Hi there!
I have written a GLSL fragment shader and pretty quickly found out that if (performance_needed) branching_is_something_to_avoid
So I wanted to be smart. My code is a flow simulation, reading inputs from sampler2D's. Among other data that are saved in those textures, there is a float value named "obst" that is 0.0 for "no obstacle" and 1.0 for "obstacle":
read = texture2D(Texture3, gl_TexCoord[0].st);
float obst;
obst = read.x;
Now, further down in main() there is an if-clause:
fOut = fIn - omega * (fIn-fEq); // works perfectly,
if (obst==1.0) fOut = fIn[opp]; // but is slow!
So, in order to avoid that if-clause, I made it a sum, abusing the "obst" value to switch of the term to be neglegted:
fOut = (1.0-obst)*(fIn - omega * (fIn-fEq)) + fIn[opp]*obst;
And here comes the catch: the above line does _not_ work. I had a hard time finding out that I have to switch the position of "obst":
... + fIn[opp]*obst; // original code, wont work, is equal to ... + 0.0
... + obst*fIn[opp]; // works very well
Is this by design or is it a feature?
I am on Ubuntu 10.04, Intel Core 2 Duo, ATI Mobility HD 2600
Could you please tell me what fIn and fOut are? A vec? An array? It's strange that the following are both valid.
fOut = fIn;
fOut = fIn[Opp];
Pheww... somehow those brackets were taken out? That may explain why its going italic from that position on...
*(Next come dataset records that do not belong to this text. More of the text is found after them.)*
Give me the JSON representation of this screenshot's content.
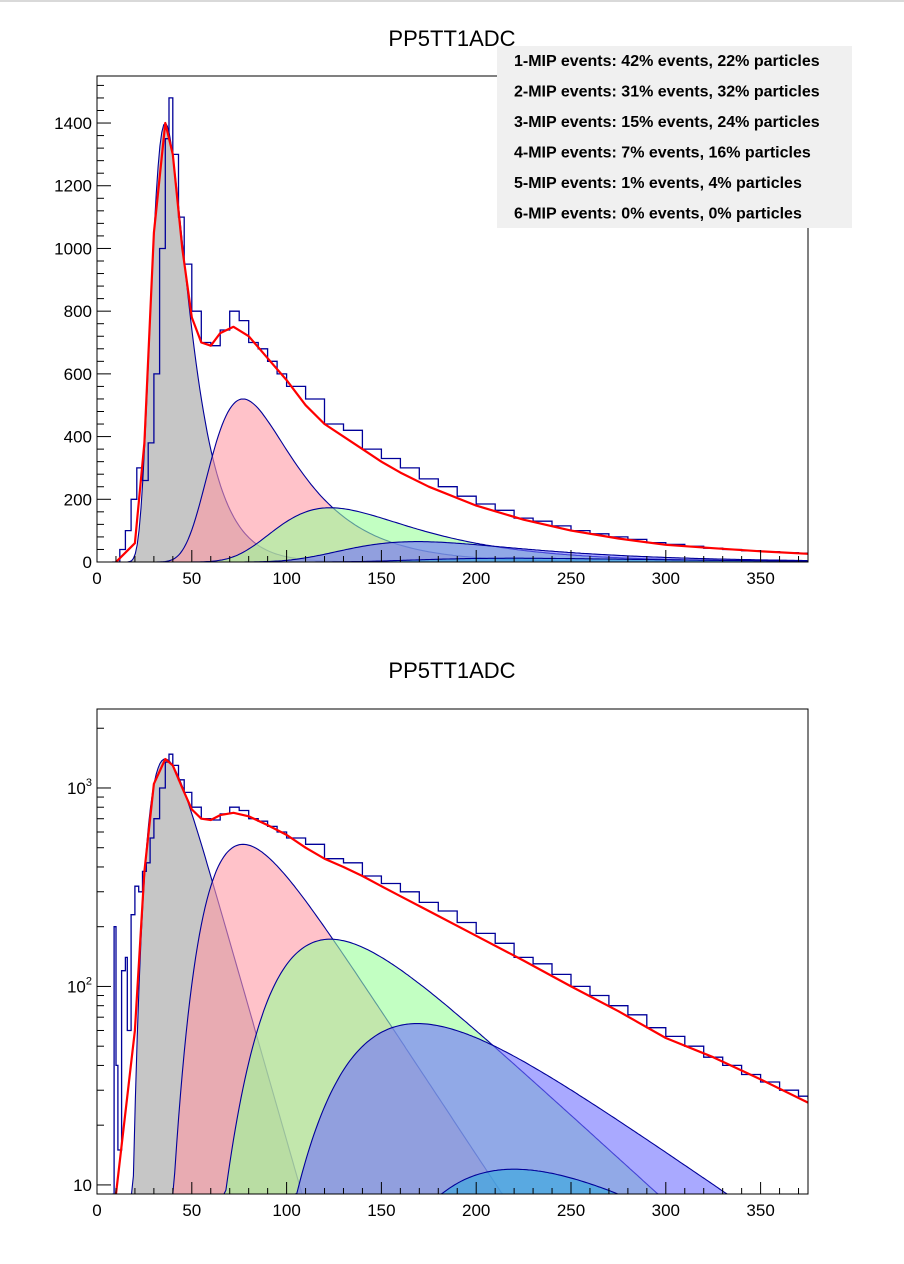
{
  "chart_data": [
    {
      "type": "histogram",
      "title": "PP5TT1ADC",
      "xlabel": "",
      "ylabel": "",
      "xlim": [
        0,
        375
      ],
      "ylim": [
        0,
        1550
      ],
      "yscale": "linear",
      "x_ticks": [
        0,
        50,
        100,
        150,
        200,
        250,
        300,
        350
      ],
      "y_ticks": [
        0,
        200,
        400,
        600,
        800,
        1000,
        1200,
        1400
      ],
      "legend_position": "top-right",
      "legend": [
        "1-MIP events: 42% events, 22% particles",
        "2-MIP events: 31% events, 32% particles",
        "3-MIP events: 15% events, 24% particles",
        "4-MIP events: 7% events, 16% particles",
        "5-MIP events: 1% events, 4% particles",
        "6-MIP events: 0% events, 0% particles"
      ],
      "components": [
        {
          "mip": 1,
          "peak_x": 36,
          "peak_y": 1400,
          "fill": "#a0a0a0"
        },
        {
          "mip": 2,
          "peak_x": 77,
          "peak_y": 520,
          "fill": "#ff9aa5"
        },
        {
          "mip": 3,
          "peak_x": 123,
          "peak_y": 173,
          "fill": "#99ff99"
        },
        {
          "mip": 4,
          "peak_x": 169,
          "peak_y": 65,
          "fill": "#6f6fff"
        },
        {
          "mip": 5,
          "peak_x": 220,
          "peak_y": 12,
          "fill": "#33aadd"
        }
      ],
      "fit_color": "#ff0000",
      "histogram_color": "#000099",
      "total_fit": [
        [
          10,
          0
        ],
        [
          20,
          60
        ],
        [
          25,
          380
        ],
        [
          30,
          1050
        ],
        [
          36,
          1400
        ],
        [
          40,
          1300
        ],
        [
          45,
          1000
        ],
        [
          50,
          780
        ],
        [
          55,
          700
        ],
        [
          60,
          690
        ],
        [
          65,
          730
        ],
        [
          72,
          750
        ],
        [
          80,
          720
        ],
        [
          90,
          650
        ],
        [
          100,
          580
        ],
        [
          110,
          500
        ],
        [
          120,
          440
        ],
        [
          130,
          400
        ],
        [
          140,
          360
        ],
        [
          150,
          320
        ],
        [
          160,
          285
        ],
        [
          175,
          240
        ],
        [
          200,
          180
        ],
        [
          225,
          135
        ],
        [
          250,
          100
        ],
        [
          275,
          75
        ],
        [
          300,
          55
        ],
        [
          325,
          44
        ],
        [
          350,
          34
        ],
        [
          375,
          26
        ]
      ],
      "histogram": [
        [
          8,
          0
        ],
        [
          12,
          40
        ],
        [
          15,
          100
        ],
        [
          18,
          200
        ],
        [
          21,
          300
        ],
        [
          24,
          260
        ],
        [
          27,
          380
        ],
        [
          30,
          600
        ],
        [
          33,
          1000
        ],
        [
          36,
          1350
        ],
        [
          38,
          1480
        ],
        [
          40,
          1300
        ],
        [
          43,
          1100
        ],
        [
          46,
          950
        ],
        [
          50,
          800
        ],
        [
          55,
          700
        ],
        [
          60,
          690
        ],
        [
          65,
          740
        ],
        [
          70,
          800
        ],
        [
          75,
          770
        ],
        [
          80,
          700
        ],
        [
          85,
          680
        ],
        [
          90,
          640
        ],
        [
          95,
          600
        ],
        [
          100,
          560
        ],
        [
          110,
          520
        ],
        [
          120,
          440
        ],
        [
          130,
          420
        ],
        [
          140,
          360
        ],
        [
          150,
          330
        ],
        [
          160,
          300
        ],
        [
          170,
          265
        ],
        [
          180,
          240
        ],
        [
          190,
          210
        ],
        [
          200,
          185
        ],
        [
          210,
          165
        ],
        [
          220,
          140
        ],
        [
          230,
          130
        ],
        [
          240,
          115
        ],
        [
          250,
          100
        ],
        [
          260,
          90
        ],
        [
          270,
          80
        ],
        [
          280,
          72
        ],
        [
          290,
          62
        ],
        [
          300,
          56
        ],
        [
          310,
          50
        ],
        [
          320,
          44
        ],
        [
          330,
          40
        ],
        [
          340,
          36
        ],
        [
          350,
          33
        ],
        [
          360,
          30
        ],
        [
          370,
          28
        ],
        [
          375,
          27
        ]
      ]
    },
    {
      "type": "histogram",
      "title": "PP5TT1ADC",
      "xlabel": "",
      "ylabel": "",
      "xlim": [
        0,
        375
      ],
      "ylim": [
        9,
        2500
      ],
      "yscale": "log",
      "x_ticks": [
        0,
        50,
        100,
        150,
        200,
        250,
        300,
        350
      ],
      "y_tick_labels": [
        {
          "value": 10,
          "base": "10",
          "exp": ""
        },
        {
          "value": 100,
          "base": "10",
          "exp": "2"
        },
        {
          "value": 1000,
          "base": "10",
          "exp": "3"
        }
      ],
      "components": [
        {
          "mip": 1,
          "peak_x": 36,
          "peak_y": 1400,
          "fill": "#a0a0a0"
        },
        {
          "mip": 2,
          "peak_x": 77,
          "peak_y": 520,
          "fill": "#ff9aa5"
        },
        {
          "mip": 3,
          "peak_x": 123,
          "peak_y": 173,
          "fill": "#99ff99"
        },
        {
          "mip": 4,
          "peak_x": 169,
          "peak_y": 65,
          "fill": "#6f6fff"
        },
        {
          "mip": 5,
          "peak_x": 220,
          "peak_y": 12,
          "fill": "#33aadd"
        }
      ],
      "fit_color": "#ff0000",
      "histogram_color": "#000099",
      "total_fit": [
        [
          10,
          9
        ],
        [
          20,
          60
        ],
        [
          25,
          380
        ],
        [
          30,
          1050
        ],
        [
          36,
          1400
        ],
        [
          40,
          1300
        ],
        [
          45,
          1000
        ],
        [
          50,
          780
        ],
        [
          55,
          700
        ],
        [
          60,
          690
        ],
        [
          65,
          730
        ],
        [
          72,
          750
        ],
        [
          80,
          720
        ],
        [
          90,
          650
        ],
        [
          100,
          580
        ],
        [
          110,
          500
        ],
        [
          120,
          440
        ],
        [
          130,
          400
        ],
        [
          140,
          360
        ],
        [
          150,
          320
        ],
        [
          160,
          285
        ],
        [
          175,
          240
        ],
        [
          200,
          180
        ],
        [
          225,
          135
        ],
        [
          250,
          100
        ],
        [
          275,
          75
        ],
        [
          300,
          55
        ],
        [
          325,
          44
        ],
        [
          350,
          34
        ],
        [
          375,
          26
        ]
      ],
      "histogram": [
        [
          8,
          9
        ],
        [
          9,
          200
        ],
        [
          10,
          40
        ],
        [
          11,
          15
        ],
        [
          13,
          120
        ],
        [
          15,
          140
        ],
        [
          16,
          60
        ],
        [
          18,
          230
        ],
        [
          20,
          320
        ],
        [
          22,
          300
        ],
        [
          24,
          380
        ],
        [
          26,
          420
        ],
        [
          28,
          560
        ],
        [
          30,
          700
        ],
        [
          33,
          1000
        ],
        [
          36,
          1350
        ],
        [
          38,
          1480
        ],
        [
          40,
          1300
        ],
        [
          43,
          1100
        ],
        [
          46,
          950
        ],
        [
          50,
          800
        ],
        [
          55,
          700
        ],
        [
          60,
          690
        ],
        [
          65,
          740
        ],
        [
          70,
          800
        ],
        [
          75,
          770
        ],
        [
          80,
          700
        ],
        [
          85,
          680
        ],
        [
          90,
          640
        ],
        [
          95,
          600
        ],
        [
          100,
          560
        ],
        [
          110,
          520
        ],
        [
          120,
          440
        ],
        [
          130,
          420
        ],
        [
          140,
          360
        ],
        [
          150,
          330
        ],
        [
          160,
          300
        ],
        [
          170,
          265
        ],
        [
          180,
          240
        ],
        [
          190,
          210
        ],
        [
          200,
          185
        ],
        [
          210,
          165
        ],
        [
          220,
          140
        ],
        [
          230,
          130
        ],
        [
          240,
          115
        ],
        [
          250,
          100
        ],
        [
          260,
          90
        ],
        [
          270,
          80
        ],
        [
          280,
          72
        ],
        [
          290,
          62
        ],
        [
          300,
          56
        ],
        [
          310,
          50
        ],
        [
          320,
          44
        ],
        [
          330,
          40
        ],
        [
          340,
          36
        ],
        [
          350,
          33
        ],
        [
          360,
          30
        ],
        [
          370,
          28
        ],
        [
          375,
          27
        ]
      ]
    }
  ]
}
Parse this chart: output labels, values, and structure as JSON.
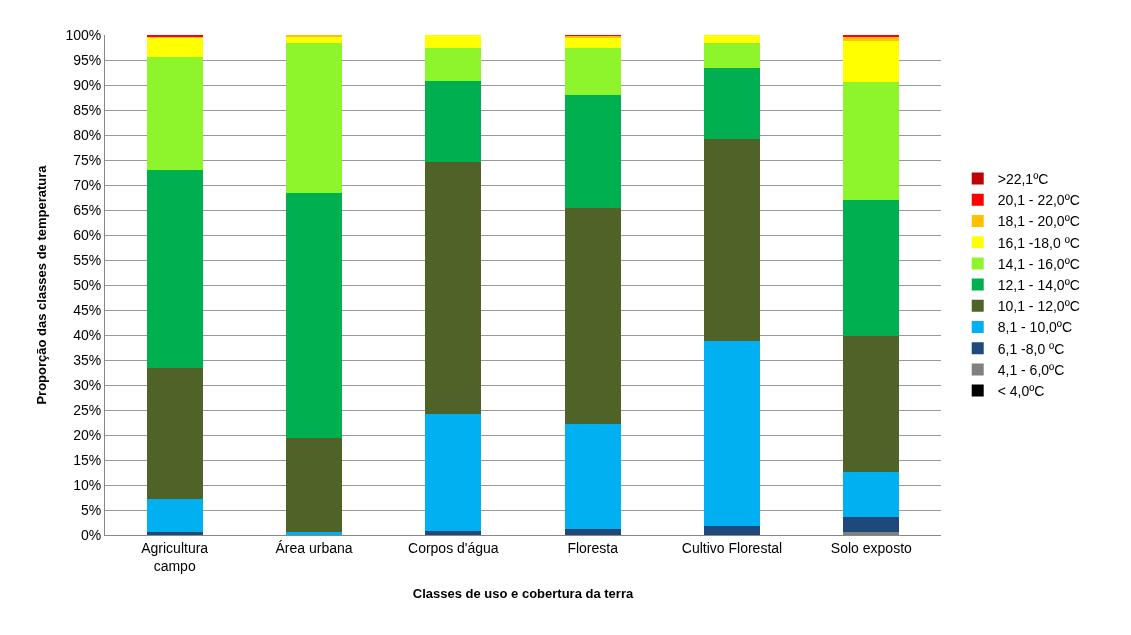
{
  "chart_data": {
    "type": "bar",
    "stacked": true,
    "xlabel": "Classes de uso e cobertura da terra",
    "ylabel": "Proporção das classes de temperatura",
    "categories": [
      "Agricultura\ncampo",
      "Área urbana",
      "Corpos d'água",
      "Floresta",
      "Cultivo Florestal",
      "Solo exposto"
    ],
    "series": [
      {
        "name": "< 4,0ºC",
        "color": "#000000",
        "values": [
          0,
          0,
          0,
          0,
          0,
          0
        ]
      },
      {
        "name": "4,1 - 6,0ºC",
        "color": "#808080",
        "values": [
          0,
          0,
          0,
          0,
          0,
          0.6
        ]
      },
      {
        "name": "6,1 -8,0 ºC",
        "color": "#1f497d",
        "values": [
          0.6,
          0,
          0.8,
          1.3,
          1.9,
          3.1
        ]
      },
      {
        "name": "8,1 - 10,0ºC",
        "color": "#00b0f0",
        "values": [
          6.7,
          0.7,
          23.5,
          21.0,
          36.9,
          9.0
        ]
      },
      {
        "name": "10,1 - 12,0ºC",
        "color": "#4f6228",
        "values": [
          26.2,
          18.8,
          50.4,
          43.2,
          40.5,
          27.1
        ]
      },
      {
        "name": "12,1 - 14,0ºC",
        "color": "#00b050",
        "values": [
          39.5,
          48.9,
          16.1,
          22.6,
          14.2,
          27.3
        ]
      },
      {
        "name": "14,1 - 16,0ºC",
        "color": "#8ef52c",
        "values": [
          22.7,
          30.1,
          6.7,
          9.4,
          5.0,
          23.5
        ]
      },
      {
        "name": "16,1 -18,0 ºC",
        "color": "#ffff00",
        "values": [
          3.7,
          1.2,
          2.5,
          2.0,
          1.5,
          8.3
        ]
      },
      {
        "name": "18,1 - 20,0ºC",
        "color": "#ffc000",
        "values": [
          0.2,
          0.3,
          0,
          0.3,
          0,
          0.8
        ]
      },
      {
        "name": "20,1 - 22,0ºC",
        "color": "#ff0000",
        "values": [
          0.4,
          0,
          0,
          0.2,
          0,
          0.3
        ]
      },
      {
        "name": ">22,1ºC",
        "color": "#c00000",
        "values": [
          0,
          0,
          0,
          0,
          0,
          0
        ]
      }
    ],
    "ylim": [
      0,
      100
    ],
    "yticks": [
      {
        "value": 0,
        "label": "0%"
      },
      {
        "value": 5,
        "label": "5%"
      },
      {
        "value": 10,
        "label": "10%"
      },
      {
        "value": 15,
        "label": "15%"
      },
      {
        "value": 20,
        "label": "20%"
      },
      {
        "value": 25,
        "label": "25%"
      },
      {
        "value": 30,
        "label": "30%"
      },
      {
        "value": 35,
        "label": "35%"
      },
      {
        "value": 40,
        "label": "40%"
      },
      {
        "value": 45,
        "label": "45%"
      },
      {
        "value": 50,
        "label": "50%"
      },
      {
        "value": 55,
        "label": "55%"
      },
      {
        "value": 60,
        "label": "60%"
      },
      {
        "value": 65,
        "label": "65%"
      },
      {
        "value": 70,
        "label": "70%"
      },
      {
        "value": 75,
        "label": "75%"
      },
      {
        "value": 80,
        "label": "80%"
      },
      {
        "value": 85,
        "label": "85%"
      },
      {
        "value": 90,
        "label": "90%"
      },
      {
        "value": 95,
        "label": "95%"
      },
      {
        "value": 100,
        "label": "100%"
      }
    ],
    "grid": "y",
    "legend": "right"
  }
}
Anyway, its all arrays of floats:
fOut
if (obst==1.0) fOut
Uh... let me see if this works. I replaced the index from "i" to "k". Obviously the "i" in square brackets is the html command for italic.
Aight, k seems to be a good index. Here is the rest of first message's code:
fOut
fOut
To be precise: fEq is a local float (within for-loop), while fIn, fOut, opp and omega are declared globally:
float[9] fIn, fOut;
int[9] opp;
const float omega = ...
Hope that makes more sense now.
When compiled by a simple shader, I can't see any difference between the two ways. It's better to paste out the whole shader or send me it by frank.li@amd.com.
You should also retry it with the latest driver - Cat10.12. We had a bug for embedded indice just like "fIn[opp
Ok. Not today tho. Gonna try to cook this down a little - the shader is rather lengthy and doesnt setup the textures (texture that contains the "obst" values).
Thx for looking at it for now.
Ok I upgraded to 10.12 and bug is gone... shame on me, should 've done that earlier
I got another rather boring question about how to get my shader faster. I know that you get loads of those, so I would be fully satisfied with some plausible advice, nothing in-depth analysis.
My shader takes 5 textures as inputs (texture units 0-4) and renders into 5 textures via FBO (color attachments 0-4). I do flip those outputs to the inputs, which some call "ping pong shader" or so.
I noticed a significant speedup disabling GL_BLEND before running the shader. Makes sense to me, cause it may avoid some costy blend function for writing into the textures.
Are there any other switches that _may_ speed up reading from/writing to textures? GL_BLEND gave me 30% speedup, and looking for more I was disabling and enabling switches quite randomly Without success, tho.
Thx in advance,
fetti
I think it will be helpful that you could provide your sample code to us for investigation.